HESI RN
HESI Maternity 55 Questions Quizlet
1. To confirm respiratory distress syndrome (RDS) in a newborn, what should the nurse assess?
- A. Assess diaphragmatic breathing.
- B. Assess heart sounds.
- C. Monitor blood oxygen levels.
- D. Check for signs of infection.
Correct answer: A
Rationale: To confirm respiratory distress syndrome (RDS) in a newborn, the nurse should assess diaphragmatic breathing. In RDS, the baby may have difficulty breathing due to immature lungs, leading to shallow, rapid breathing movements. Assessing diaphragmatic breathing directly evaluates the respiratory effort and can help identify the presence of RDS. Choice B, assessing heart sounds, is not specific to diagnosing RDS but could be relevant for other conditions. Choice C, monitoring blood oxygen levels, is important but alone may not confirm RDS. Choice D, checking for signs of infection, is not a direct indicator of RDS but rather suggests a different issue.
2. A 36-week primigravida is admitted to labor and delivery with severe abdominal pain and bright red vaginal bleeding. Her abdomen is rigid and tender to touch. The fetal heart rate (FHR) is 90 beats/minute, and the maternal heart rate is 120 beats/minute. What action should the nurse implement first?
- A. Alert the neonatal team and prepare for neonatal resuscitation
- B. Notify the healthcare provider from the client’s bedside
- C. Obtain written consent for an emergency cesarean section
- D. Draw a blood sample for stat hemoglobin and hematocrit
Correct answer: B
Rationale: In this scenario, the priority action for the nurse is to notify the healthcare provider from the client's bedside. The clinical presentation of severe abdominal pain, bright red vaginal bleeding, rigid and tender abdomen, along with fetal bradycardia (FHR 90 bpm) and maternal tachycardia (120 bpm) indicates an urgent need for medical intervention. Notifying the healthcare provider promptly allows for immediate assessment and decision-making to address the critical condition and ensure timely and appropriate management for both the mother and fetus.
3. Why is complete bedrest necessary for a pregnant client with mitral stenosis Class III?
- A. Complete bedrest decreases oxygen needs and demands on the heart muscle tissue.
- B. We want your baby to be healthy, and this is the only way we can ensure that will happen.
- C. I know you're upset. Would you like to talk about some activities you could do while in bed?
- D. Labor is difficult, and you need to use this time to rest before assuming child-caring duties.
Correct answer: A
Rationale: Complete bedrest is necessary for a pregnant client with mitral stenosis Class III to reduce the workload on the heart, lower oxygen consumption, and prevent complications associated with cardiac conditions like mitral stenosis. By remaining in bed, the client can help maintain cardiac function and promote a safer pregnancy outcome. Choice B is incorrect as it does not provide a specific reason related to the client's medical condition. Choice C is not addressing the medical necessity of bedrest for this particular client. Choice D is irrelevant and does not explain the importance of bedrest for a pregnant client with mitral stenosis Class III.

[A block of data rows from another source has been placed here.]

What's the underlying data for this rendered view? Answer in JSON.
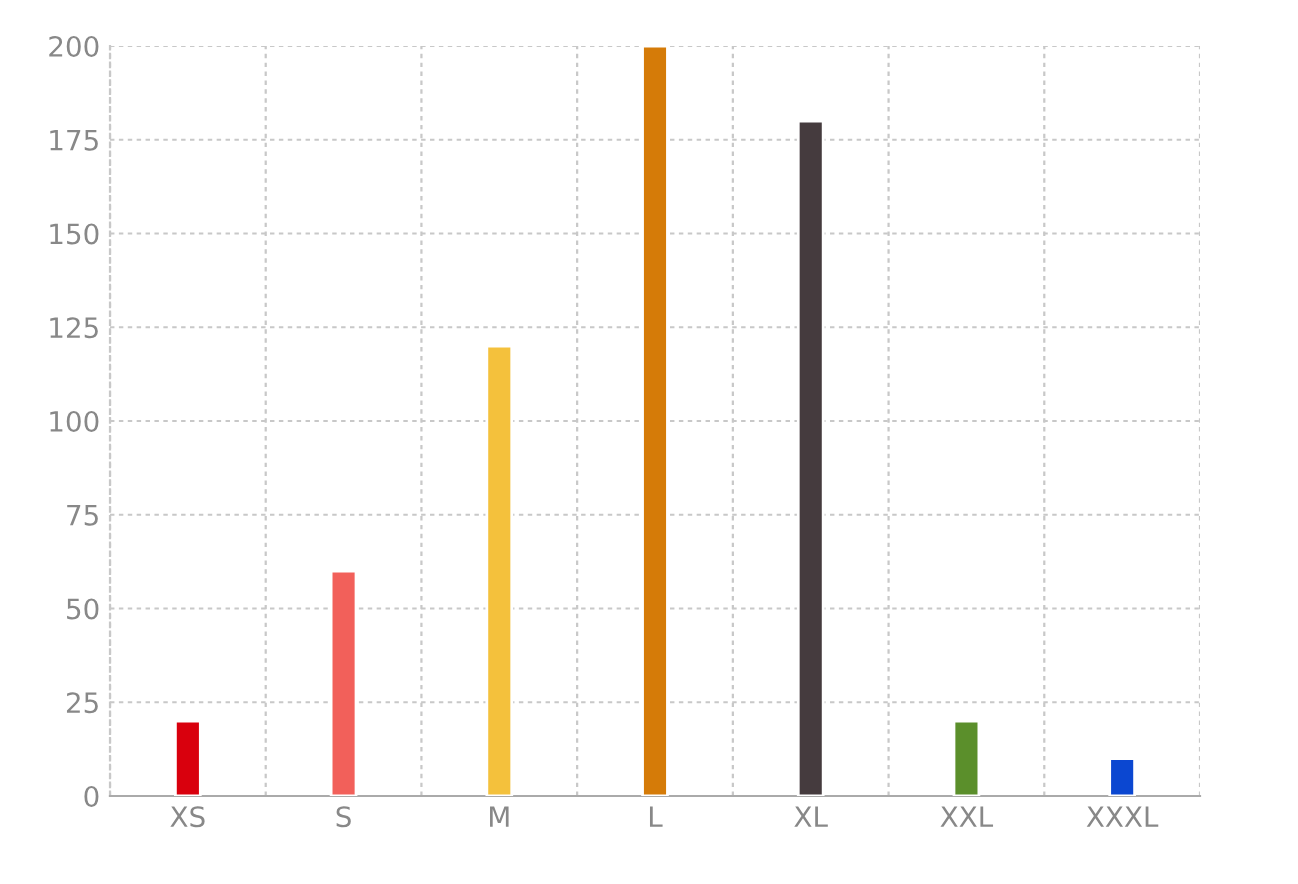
{
  "chart_data": {
    "type": "bar",
    "categories": [
      "XS",
      "S",
      "M",
      "L",
      "XL",
      "XXL",
      "XXXL"
    ],
    "values": [
      20,
      60,
      120,
      200,
      180,
      20,
      10
    ],
    "colors": [
      "#d9000d",
      "#f2605a",
      "#f4c13c",
      "#d57b08",
      "#453b3e",
      "#5b8f2b",
      "#0b47d1"
    ],
    "ylim": [
      0,
      200
    ],
    "yticks": [
      0,
      25,
      50,
      75,
      100,
      125,
      150,
      175,
      200
    ],
    "grid": true
  }
}
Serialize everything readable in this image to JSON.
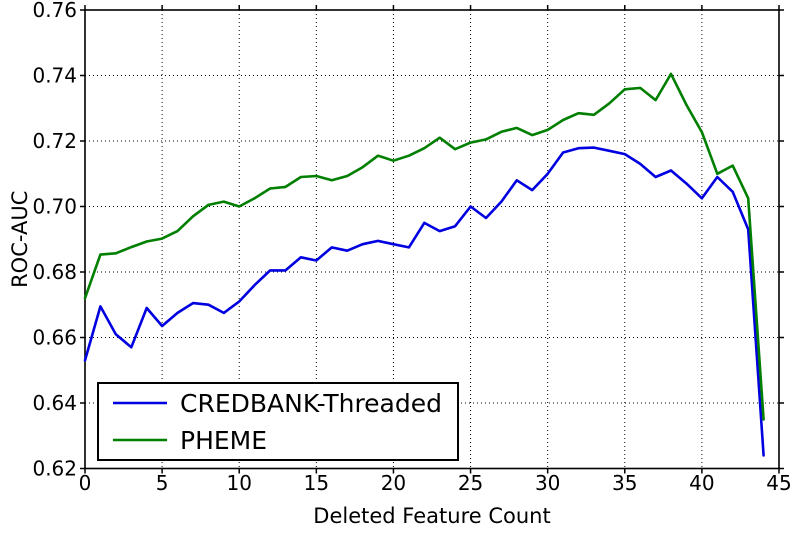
{
  "figure": {
    "background": "#ffffff"
  },
  "chart_data": {
    "type": "line",
    "title": "",
    "xlabel": "Deleted Feature Count",
    "ylabel": "ROC-AUC",
    "xlim": [
      0,
      45
    ],
    "ylim": [
      0.62,
      0.76
    ],
    "xticks": [
      0,
      5,
      10,
      15,
      20,
      25,
      30,
      35,
      40,
      45
    ],
    "yticks": [
      0.62,
      0.64,
      0.66,
      0.68,
      0.7,
      0.72,
      0.74,
      0.76
    ],
    "grid": "dotted-black-both-axes",
    "legend_position": "lower-left",
    "frame_color": "#000000",
    "x": [
      0,
      1,
      2,
      3,
      4,
      5,
      6,
      7,
      8,
      9,
      10,
      11,
      12,
      13,
      14,
      15,
      16,
      17,
      18,
      19,
      20,
      21,
      22,
      23,
      24,
      25,
      26,
      27,
      28,
      29,
      30,
      31,
      32,
      33,
      34,
      35,
      36,
      37,
      38,
      39,
      40,
      41,
      42,
      43,
      44
    ],
    "series": [
      {
        "name": "CREDBANK-Threaded",
        "color": "#0000e0",
        "values": [
          0.653,
          0.6695,
          0.661,
          0.657,
          0.669,
          0.6635,
          0.6675,
          0.6705,
          0.67,
          0.6675,
          0.671,
          0.676,
          0.6805,
          0.6805,
          0.6845,
          0.6835,
          0.6875,
          0.6865,
          0.6885,
          0.6895,
          0.6885,
          0.6875,
          0.695,
          0.6925,
          0.694,
          0.7,
          0.6965,
          0.7015,
          0.708,
          0.705,
          0.71,
          0.7165,
          0.7178,
          0.718,
          0.717,
          0.716,
          0.713,
          0.709,
          0.711,
          0.707,
          0.7025,
          0.709,
          0.7045,
          0.693,
          0.624
        ]
      },
      {
        "name": "PHEME",
        "color": "#007f00",
        "values": [
          0.672,
          0.6853,
          0.6857,
          0.6876,
          0.6893,
          0.6902,
          0.6925,
          0.697,
          0.7005,
          0.7015,
          0.7,
          0.7025,
          0.7055,
          0.706,
          0.709,
          0.7093,
          0.708,
          0.7093,
          0.712,
          0.7155,
          0.714,
          0.7155,
          0.7178,
          0.721,
          0.7175,
          0.7195,
          0.7205,
          0.7228,
          0.724,
          0.7218,
          0.7234,
          0.7264,
          0.7285,
          0.728,
          0.7315,
          0.7358,
          0.7362,
          0.7325,
          0.7405,
          0.731,
          0.7227,
          0.71,
          0.7125,
          0.7025,
          0.635
        ]
      }
    ]
  }
}
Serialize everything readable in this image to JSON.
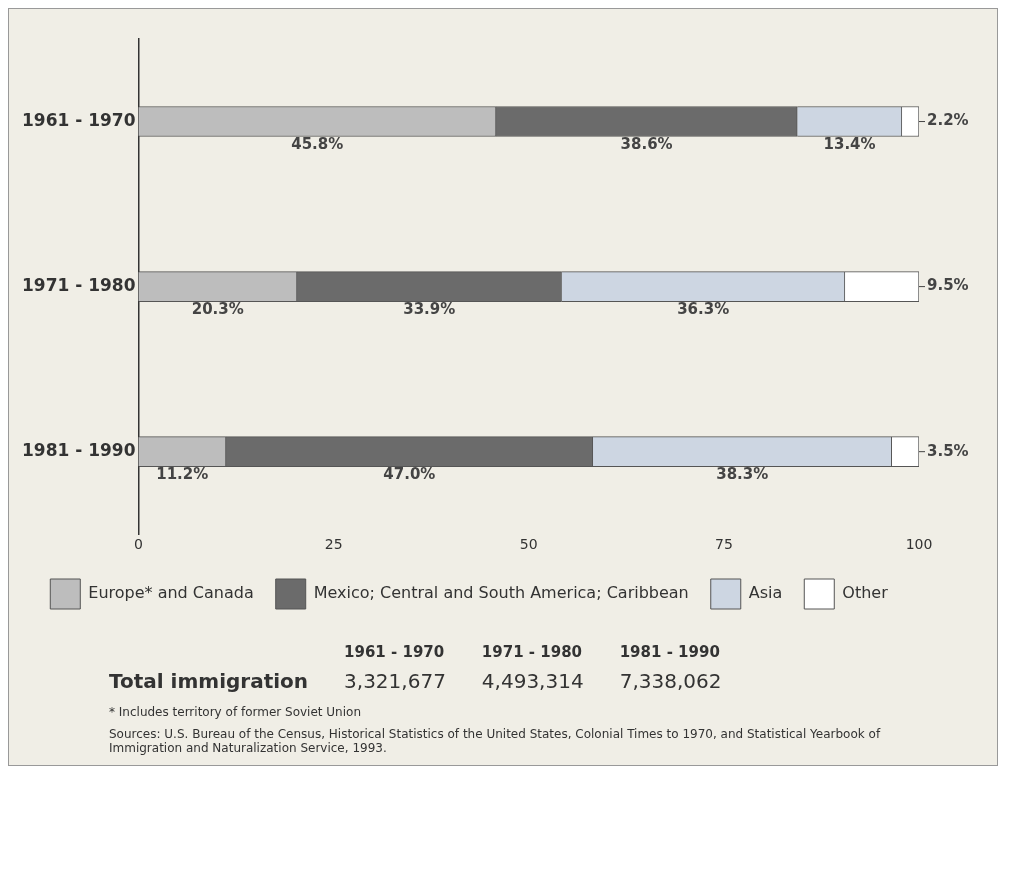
{
  "chart_data": {
    "type": "bar",
    "orientation": "horizontal",
    "stacked": true,
    "categories": [
      "1961 - 1970",
      "1971 - 1980",
      "1981 - 1990"
    ],
    "series": [
      {
        "name": "Europe* and Canada",
        "color": "#bdbdbd",
        "values": [
          45.8,
          20.3,
          11.2
        ],
        "value_labels": [
          "45.8%",
          "20.3%",
          "11.2%"
        ]
      },
      {
        "name": "Mexico; Central and South America; Caribbean",
        "color": "#6b6b6b",
        "values": [
          38.6,
          33.9,
          47.0
        ],
        "value_labels": [
          "38.6%",
          "33.9%",
          "47.0%"
        ]
      },
      {
        "name": "Asia",
        "color": "#cdd6e2",
        "values": [
          13.4,
          36.3,
          38.3
        ],
        "value_labels": [
          "13.4%",
          "36.3%",
          "38.3%"
        ]
      },
      {
        "name": "Other",
        "color": "#ffffff",
        "values": [
          2.2,
          9.5,
          3.5
        ],
        "value_labels": [
          "2.2%",
          "9.5%",
          "3.5%"
        ]
      }
    ],
    "xlim": [
      0,
      100
    ],
    "xticks": [
      0,
      25,
      50,
      75,
      100
    ],
    "grid": false,
    "legend": "bottom",
    "annotations": [
      "1961 - 1970",
      "1971 - 1980",
      "1981 - 1990",
      "Total immigration",
      "3,321,677",
      "4,493,314",
      "7,338,062",
      "* Includes territory of former Soviet Union",
      "Sources: U.S. Bureau of the Census, Historical Statistics of the United States, Colonial Times to 1970, and Statistical Yearbook of Immigration and Naturalization Service, 1993."
    ]
  }
}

4. A couple has been trying to conceive for nine months without success. Which information obtained from the clients is most likely to have an impact on the couple's ability to conceive a child?

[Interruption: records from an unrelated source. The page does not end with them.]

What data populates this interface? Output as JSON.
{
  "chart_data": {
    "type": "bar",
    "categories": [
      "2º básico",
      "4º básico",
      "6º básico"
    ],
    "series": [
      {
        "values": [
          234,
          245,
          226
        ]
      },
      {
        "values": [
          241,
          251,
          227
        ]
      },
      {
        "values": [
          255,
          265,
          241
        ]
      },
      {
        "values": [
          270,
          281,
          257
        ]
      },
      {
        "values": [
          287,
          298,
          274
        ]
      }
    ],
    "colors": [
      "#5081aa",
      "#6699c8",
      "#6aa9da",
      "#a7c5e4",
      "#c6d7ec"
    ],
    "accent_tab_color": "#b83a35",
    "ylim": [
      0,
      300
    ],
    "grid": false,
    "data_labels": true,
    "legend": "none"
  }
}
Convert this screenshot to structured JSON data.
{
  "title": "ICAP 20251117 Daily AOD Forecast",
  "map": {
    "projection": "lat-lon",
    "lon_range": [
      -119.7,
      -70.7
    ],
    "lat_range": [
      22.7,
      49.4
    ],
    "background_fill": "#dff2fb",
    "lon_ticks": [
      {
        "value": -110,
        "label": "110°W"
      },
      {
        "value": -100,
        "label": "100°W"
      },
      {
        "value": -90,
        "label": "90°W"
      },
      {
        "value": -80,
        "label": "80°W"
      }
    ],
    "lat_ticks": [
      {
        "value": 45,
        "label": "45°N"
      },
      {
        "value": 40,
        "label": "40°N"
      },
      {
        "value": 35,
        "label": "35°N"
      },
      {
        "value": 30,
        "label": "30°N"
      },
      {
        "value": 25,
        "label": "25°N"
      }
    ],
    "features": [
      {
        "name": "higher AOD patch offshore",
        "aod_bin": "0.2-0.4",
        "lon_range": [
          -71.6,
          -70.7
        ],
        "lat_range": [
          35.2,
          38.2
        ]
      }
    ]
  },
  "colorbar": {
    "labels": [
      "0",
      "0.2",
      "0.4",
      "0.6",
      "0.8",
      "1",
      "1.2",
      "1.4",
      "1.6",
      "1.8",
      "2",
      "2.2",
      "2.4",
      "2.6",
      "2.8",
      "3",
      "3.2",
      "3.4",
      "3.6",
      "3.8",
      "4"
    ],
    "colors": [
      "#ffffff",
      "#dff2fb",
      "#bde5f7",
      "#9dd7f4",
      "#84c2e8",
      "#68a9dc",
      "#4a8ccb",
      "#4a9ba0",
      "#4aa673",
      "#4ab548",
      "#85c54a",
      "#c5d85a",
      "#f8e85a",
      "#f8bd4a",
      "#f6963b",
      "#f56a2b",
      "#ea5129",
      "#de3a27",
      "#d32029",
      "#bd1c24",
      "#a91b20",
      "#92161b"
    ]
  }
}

- A. Both partners have a daily exercise regimen that includes running four miles each morning.
- B. The couple has a history of having sexual intercourse 2 to 3 times per week.

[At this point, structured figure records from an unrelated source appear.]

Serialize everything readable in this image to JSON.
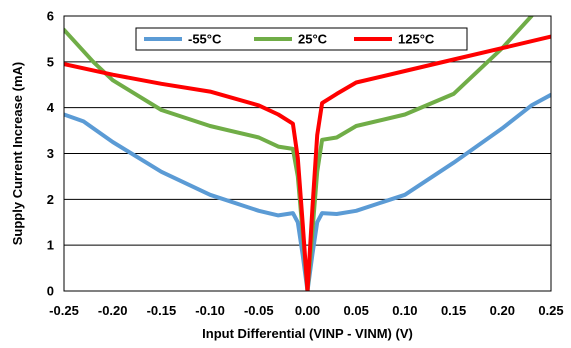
{
  "chart_data": {
    "type": "line",
    "title": "",
    "xlabel": "Input Differential (VINP - VINM) (V)",
    "ylabel": "Supply Current Increase (mA)",
    "xlim": [
      -0.25,
      0.25
    ],
    "ylim": [
      0,
      6
    ],
    "xticks": [
      -0.25,
      -0.2,
      -0.15,
      -0.1,
      -0.05,
      0.0,
      0.05,
      0.1,
      0.15,
      0.2,
      0.25
    ],
    "xtick_labels": [
      "-0.25",
      "-0.20",
      "-0.15",
      "-0.10",
      "-0.05",
      "0.00",
      "0.05",
      "0.10",
      "0.15",
      "0.20",
      "0.25"
    ],
    "yticks": [
      0,
      1,
      2,
      3,
      4,
      5,
      6
    ],
    "ytick_labels": [
      "0",
      "1",
      "2",
      "3",
      "4",
      "5",
      "6"
    ],
    "grid": "horizontal",
    "legend_position": "top-center",
    "series": [
      {
        "name": "-55°C",
        "color": "#5B9BD5",
        "x": [
          -0.25,
          -0.23,
          -0.2,
          -0.15,
          -0.1,
          -0.05,
          -0.03,
          -0.015,
          -0.01,
          -0.005,
          0.0,
          0.005,
          0.01,
          0.015,
          0.03,
          0.05,
          0.1,
          0.15,
          0.2,
          0.23,
          0.25
        ],
        "y": [
          3.85,
          3.7,
          3.25,
          2.6,
          2.1,
          1.75,
          1.65,
          1.7,
          1.5,
          0.8,
          0.0,
          0.8,
          1.5,
          1.7,
          1.68,
          1.75,
          2.1,
          2.8,
          3.55,
          4.05,
          4.28
        ]
      },
      {
        "name": "25°C",
        "color": "#70AD47",
        "x": [
          -0.25,
          -0.22,
          -0.2,
          -0.15,
          -0.1,
          -0.05,
          -0.03,
          -0.015,
          -0.01,
          -0.005,
          0.0,
          0.005,
          0.01,
          0.015,
          0.03,
          0.05,
          0.1,
          0.15,
          0.2,
          0.23
        ],
        "y": [
          5.7,
          5.0,
          4.6,
          3.95,
          3.6,
          3.35,
          3.15,
          3.1,
          2.5,
          1.3,
          0.0,
          1.3,
          2.6,
          3.3,
          3.35,
          3.6,
          3.85,
          4.3,
          5.3,
          6.0
        ]
      },
      {
        "name": "125°C",
        "color": "#FF0000",
        "x": [
          -0.25,
          -0.2,
          -0.15,
          -0.1,
          -0.05,
          -0.03,
          -0.015,
          -0.01,
          -0.005,
          0.0,
          0.005,
          0.01,
          0.015,
          0.03,
          0.05,
          0.1,
          0.15,
          0.2,
          0.25
        ],
        "y": [
          4.95,
          4.72,
          4.52,
          4.35,
          4.05,
          3.85,
          3.65,
          2.9,
          1.5,
          0.0,
          1.8,
          3.4,
          4.1,
          4.3,
          4.55,
          4.8,
          5.05,
          5.3,
          5.55
        ]
      }
    ]
  }
}
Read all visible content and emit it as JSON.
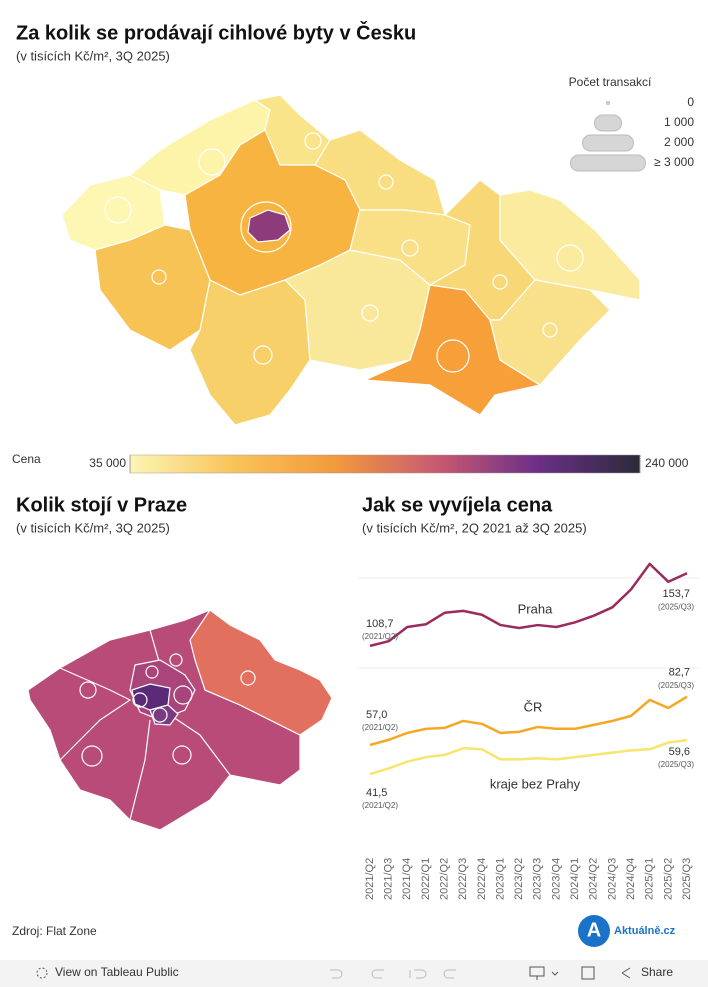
{
  "header": {
    "title": "Za kolik se prodávají cihlové byty v Česku",
    "subtitle": "(v tisících Kč/m², 3Q 2025)"
  },
  "map_legend": {
    "size_title": "Počet transakcí",
    "size_ticks": [
      0,
      {
        "value": 1000,
        "label": "1 000"
      },
      {
        "value": 2000,
        "label": "2 000"
      },
      {
        "value": 3000,
        "label": "≥ 3 000"
      }
    ],
    "color_title": "Cena",
    "color_ticks": [
      {
        "value": 35000,
        "label": "35 000"
      },
      {
        "value": 240000,
        "label": "240 000"
      }
    ],
    "color_scale": [
      "#fbf6b5",
      "#f9c45a",
      "#f39a3c",
      "#c95a72",
      "#6b2f86",
      "#2b2a3a"
    ]
  },
  "prague": {
    "title": "Kolik stojí v Praze",
    "subtitle": "(v tisících Kč/m², 3Q 2025)"
  },
  "chart_data": {
    "type": "line",
    "title": "Jak se vyvíjela cena",
    "subtitle": "(v tisících Kč/m², 2Q 2021 až 3Q 2025)",
    "categories": [
      "2021/Q2",
      "2021/Q3",
      "2021/Q4",
      "2022/Q1",
      "2022/Q2",
      "2022/Q3",
      "2022/Q4",
      "2023/Q1",
      "2023/Q2",
      "2023/Q3",
      "2023/Q4",
      "2024/Q1",
      "2024/Q2",
      "2024/Q3",
      "2024/Q4",
      "2025/Q1",
      "2025/Q2",
      "2025/Q3"
    ],
    "ylim": [
      33,
      98
    ],
    "y2lim": [
      95,
      165
    ],
    "point_notes": [
      "(2021/Q2)",
      "(2025/Q3)"
    ],
    "series": [
      {
        "name": "Praha",
        "color": "#9b2a5f",
        "axis": "y2",
        "values": [
          108.7,
          111.6,
          120.4,
          122.1,
          129.2,
          130.4,
          128.0,
          121.6,
          119.8,
          121.6,
          120.4,
          123.3,
          127.4,
          132.6,
          143.7,
          159.5,
          148.4,
          153.7
        ],
        "value_labels": [
          "108,7",
          null,
          null,
          null,
          null,
          null,
          null,
          null,
          null,
          null,
          null,
          null,
          null,
          null,
          null,
          null,
          null,
          "153,7"
        ]
      },
      {
        "name": "ČR",
        "color": "#f5a623",
        "values": [
          57.0,
          59.7,
          63.4,
          65.6,
          66.1,
          69.8,
          68.2,
          63.4,
          64.0,
          66.6,
          65.6,
          65.6,
          67.7,
          69.8,
          72.5,
          81.0,
          76.7,
          82.7
        ],
        "value_labels": [
          "57,0",
          null,
          null,
          null,
          null,
          null,
          null,
          null,
          null,
          null,
          null,
          null,
          null,
          null,
          null,
          null,
          null,
          "82,7"
        ]
      },
      {
        "name": "kraje bez Prahy",
        "color": "#f6e56e",
        "values": [
          41.5,
          44.5,
          48.1,
          50.5,
          51.7,
          55.3,
          54.7,
          49.3,
          49.3,
          49.9,
          49.3,
          50.5,
          51.7,
          52.9,
          54.1,
          54.7,
          58.3,
          59.6
        ],
        "value_labels": [
          "41,5",
          null,
          null,
          null,
          null,
          null,
          null,
          null,
          null,
          null,
          null,
          null,
          null,
          null,
          null,
          null,
          null,
          "59,6"
        ]
      }
    ]
  },
  "footer": {
    "source": "Zdroj: Flat Zone",
    "logo_letter": "A",
    "logo": "Aktuálně.cz"
  },
  "toolbar": {
    "view": "View on Tableau Public",
    "share": "Share"
  }
}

- C. The woman's menstrual period occurs every 35 days.
- D. They use lubricants with each sexual encounter to decrease friction.
Correct answer: D
Rationale: Using lubricants during sexual encounters can potentially impact the couple's ability to conceive a child. Some lubricants may contain substances that are spermicidal or alter the vaginal environment, affecting sperm motility and fertility.
5. After breastfeeding for 10 minutes at each breast, a new mother calls the nurse to the postpartum room to help change the newborn's diaper. As the mother begins the diaper change, the newborn spits up the breast milk. What action should the nurse implement first?
- A. Wipe away the spit-up and assist the mother with the diaper change.
- B. Sit the newborn upright and burp by rubbing or patting the upper back.
- C. Place the newborn in a position with the head lower than the feet.
- D. Turn the newborn to the side and use bulb suction for the mouth and nares.
Correct answer: B
Rationale: After a newborn spits up breast milk following feeding, the priority action for the nurse is to sit the newborn upright and burp by rubbing or patting the upper back. This position helps release trapped air and reduces the likelihood of further spit-up or aspiration. It is essential to address this first to prevent potential complications and ensure the newborn's comfort and safety.